La recette pour résister au virus

Alors que les CHSLD décimés par la COVID-19 font la manchette depuis des mois à Montréal, une poignée d’établissements n’ont enregistré aucun cas ni décès. Ce succès, passé sous silence jusqu’ici, est tout sauf le fruit du hasard.

Un dossier de Caroline Touzin et de Gabrielle Duchaine

Un CHSLD comme une forteresse

À Montréal, les CHSLD publics restés « froids » depuis le début de la pandémie se comptent sur les doigts d’une main. Parmi les rares épargnés par la COVID-19 : le Pavillon Camille-Lefebvre, à Lachine. Voici comment cet établissement qui logeait pourtant une clientèle très vulnérable a empêché le virus d’y faire des ravages.

« Il n’y a aucun doute que les conséquences seront mortelles pour nos patients les plus vulnérables. »

Avant même que le virus n’arrive au Canada, alors que la COVID-19 frappe durement la Chine, la Dre Ewa Rajda s’inquiète du sort des patients ventilo-assistés du Pavillon Camille-Lefebvre.

Dans ce CHSLD public de Lachine, 20 lits sur 135 sont réservés à cette clientèle « extrêmement vulnérable », dépendante d’un respirateur pour assurer la ventilation.

« On ne peut pas se permettre de prendre le moindre risque », s’est dit la spécialiste des maladies infectieuses du Centre universitaire de santé McGill (CUSM).

Le Pavillon Camille-Lefebvre est l’unique CHSLD public de Montréal à être sous la gouverne d’un centre hospitalier universitaire – soit le CUSM.

Les autres CHSLD publics de la métropole sont sous la responsabilité des Centres intégrés universitaires de santé et de services sociaux (CIUSSS) – des mégastructures qui regroupent, en plus des CHSLD, des hôpitaux, des CLSC, des centres de réadaptation et des centres de protection de l’enfance et de la jeunesse.

La Dre Rajda a été affectée très vite à la protection du Pavillon Camille-Lefebvre qui jouxte l’hôpital de Lachine (aussi sous la responsabilité du CUSM). Sa mission : empêcher le virus d’y faire des ravages.

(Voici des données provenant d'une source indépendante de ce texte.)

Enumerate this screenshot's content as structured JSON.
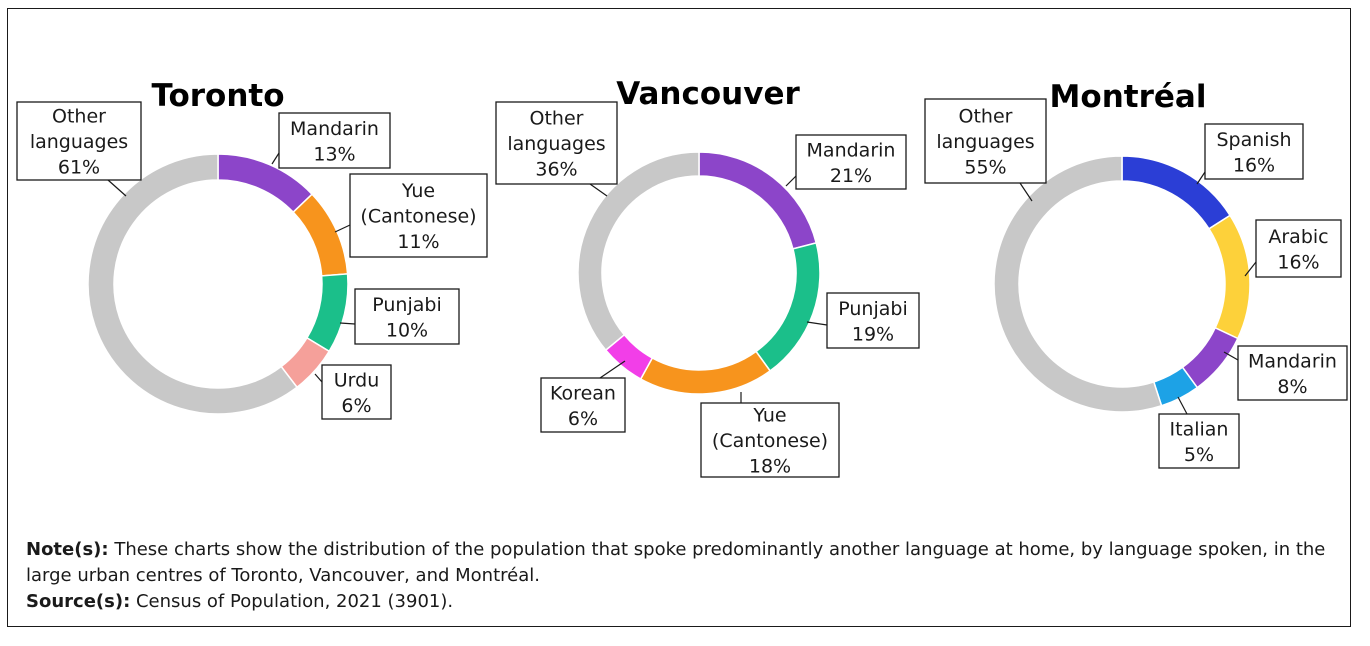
{
  "chart_data": [
    {
      "type": "pie",
      "title": "Toronto",
      "unit": "%",
      "slices": [
        {
          "label": [
            "Mandarin"
          ],
          "value": 13,
          "color": "#8c45c9"
        },
        {
          "label": [
            "Yue",
            "(Cantonese)"
          ],
          "value": 11,
          "color": "#f7941d"
        },
        {
          "label": [
            "Punjabi"
          ],
          "value": 10,
          "color": "#1bbf8a"
        },
        {
          "label": [
            "Urdu"
          ],
          "value": 6,
          "color": "#f5a09a"
        },
        {
          "label": [
            "Other",
            "languages"
          ],
          "value": 61,
          "color": "#c8c8c8"
        }
      ]
    },
    {
      "type": "pie",
      "title": "Vancouver",
      "unit": "%",
      "slices": [
        {
          "label": [
            "Mandarin"
          ],
          "value": 21,
          "color": "#8c45c9"
        },
        {
          "label": [
            "Punjabi"
          ],
          "value": 19,
          "color": "#1bbf8a"
        },
        {
          "label": [
            "Yue",
            "(Cantonese)"
          ],
          "value": 18,
          "color": "#f7941d"
        },
        {
          "label": [
            "Korean"
          ],
          "value": 6,
          "color": "#f23ee8"
        },
        {
          "label": [
            "Other",
            "languages"
          ],
          "value": 36,
          "color": "#c8c8c8"
        }
      ]
    },
    {
      "type": "pie",
      "title": "Montréal",
      "unit": "%",
      "slices": [
        {
          "label": [
            "Spanish"
          ],
          "value": 16,
          "color": "#2b3ed6"
        },
        {
          "label": [
            "Arabic"
          ],
          "value": 16,
          "color": "#fdd13a"
        },
        {
          "label": [
            "Mandarin"
          ],
          "value": 8,
          "color": "#8c45c9"
        },
        {
          "label": [
            "Italian"
          ],
          "value": 5,
          "color": "#1da2e6"
        },
        {
          "label": [
            "Other",
            "languages"
          ],
          "value": 55,
          "color": "#c8c8c8"
        }
      ]
    }
  ],
  "notes": {
    "note_label": "Note(s):",
    "note_text": " These charts show the distribution of the population that spoke predominantly another language at home, by language spoken, in the large urban centres of Toronto, Vancouver, and Montréal.",
    "source_label": "Source(s):",
    "source_text": " Census of Population, 2021 (3901)."
  }
}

Depuis le début de la pandémie, seuls 3 des 60 CHSLD publics de la métropole sont restés « froids ». En d’autres termes, aucun résidant n’a été infecté par la COVID-19, selon des données transmises à La Presse à la mi-juin par les cinq CIUSSS qui couvrent le territoire de la métropole. Le Pavillon Camille-Lefebvre fait donc partie des très rares épargnés.

Ce n’est pas le fruit du hasard.

D’abord, contrairement à beaucoup de CHLSD sous la responsabilité des CIUSSS, il y a un patron sur place. Plus précisément une patronne : Chantale Bourdeau. Ne vous fiez pas à son titre de directrice adjointe, « c’est elle la boss », indique le PDG du CUSM, le DPierre Gfeller. Et elle a pris des « mesures énergiques » pour prévenir une éclosion, vante-t-il, en bénéficiant de l’expertise de la Dre Rajda.

S’inspirant de ce qui a été instauré au CUSM, Mme Bourdeau a pris l’initiative de mettre sur pied un comité de coordination des mesures d’urgence pour l’hôpital de Lachine et le Pavillon Camille-Lefebvre, comité qui se réunit chaque jour depuis trois mois. « On aborde les problèmes de chacun des secteurs à mesure qu’ils se présentent et on trouve des solutions tous ensemble », explique la gestionnaire.

Relâche scolaire et mouvements de personnel

En plus de fermer rapidement ses portes aux visiteurs, le CHSLD a obligé ses employés qui revenaient d’un voyage à l’étranger après la relâche scolaire – la première semaine de mars – à se mettre en quarantaine, et ce, dès le 8 mars. Ils ne sont donc pas rentrés au travail le lundi matin, contrairement à ceux d’autres établissements de santé où il y a eu des éclosions par la suite.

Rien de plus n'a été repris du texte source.